Hi @arimale !
As a more concrete scenario, I was thinking for example what happens if I just share the basic input data files, but no intermediate files. A collaborater then will re-run the pipeline, and by doing so, will have different md5 hashes in his local dvc files, probably differing to those checked-in with git. I guess this not a problem but I wasn’t sure.
Yes, it is totally not a problem for dvc. The fact that md5s will differ will only make dvc say that the pipeline has changed, since some dependencies/outputs have different md5s, but still your pipeline will be in a working order, just will produce a slightly different results simply because of the nature of non-deterministic scenario.
As I haven’t tried remote dvc repositories yet, I was also wondering if different md5 hashes somehow might lead to conflicts when pushing or pulling.
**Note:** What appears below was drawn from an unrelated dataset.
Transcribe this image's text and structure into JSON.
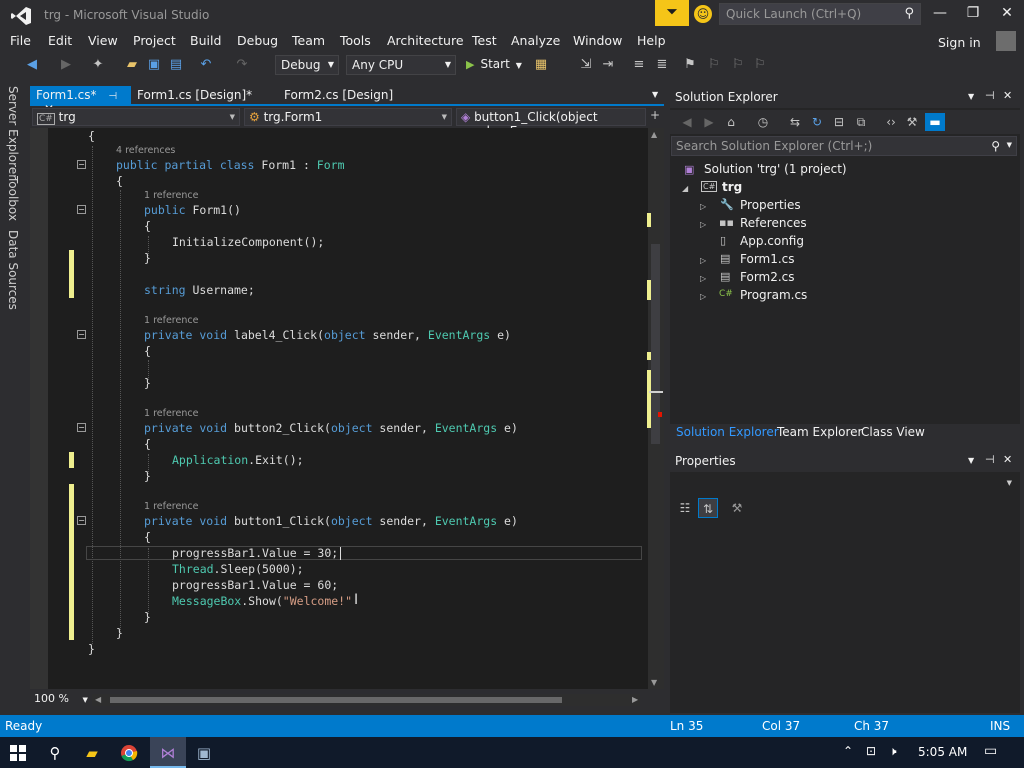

Not really. If your colleague will run
dvc repro and will get different results, he will be able to safely push his data even to the same repository that you’ve used. Same when pulling, dvc will try to pull data that matches current md5s in the dvc files(which will be modified when you run
dvc repo) and so it will not result in any conflicts.
I think I got the metrics part: the metrics themselves are not stored in the dvc file, but only the file name and xpath, thus every collaborator might see different metrics in the end (if pipeline is non-deterministic). Correct? I was first thinking that metrics (the actual values) are stored in dvc file and thus checked-in with git…
Correct. Dvc only remembers path, xpath and md5 checksum of the metrics file in the dvc file itself. The metrics file is currently recommended to be stored using git(i.e. -M option for
dvc run doesn’t add the metrics file to dvc cache, leaving it for the user to commit to git) so that it is available even if you don’t have any data with the project(e.g. to view on github).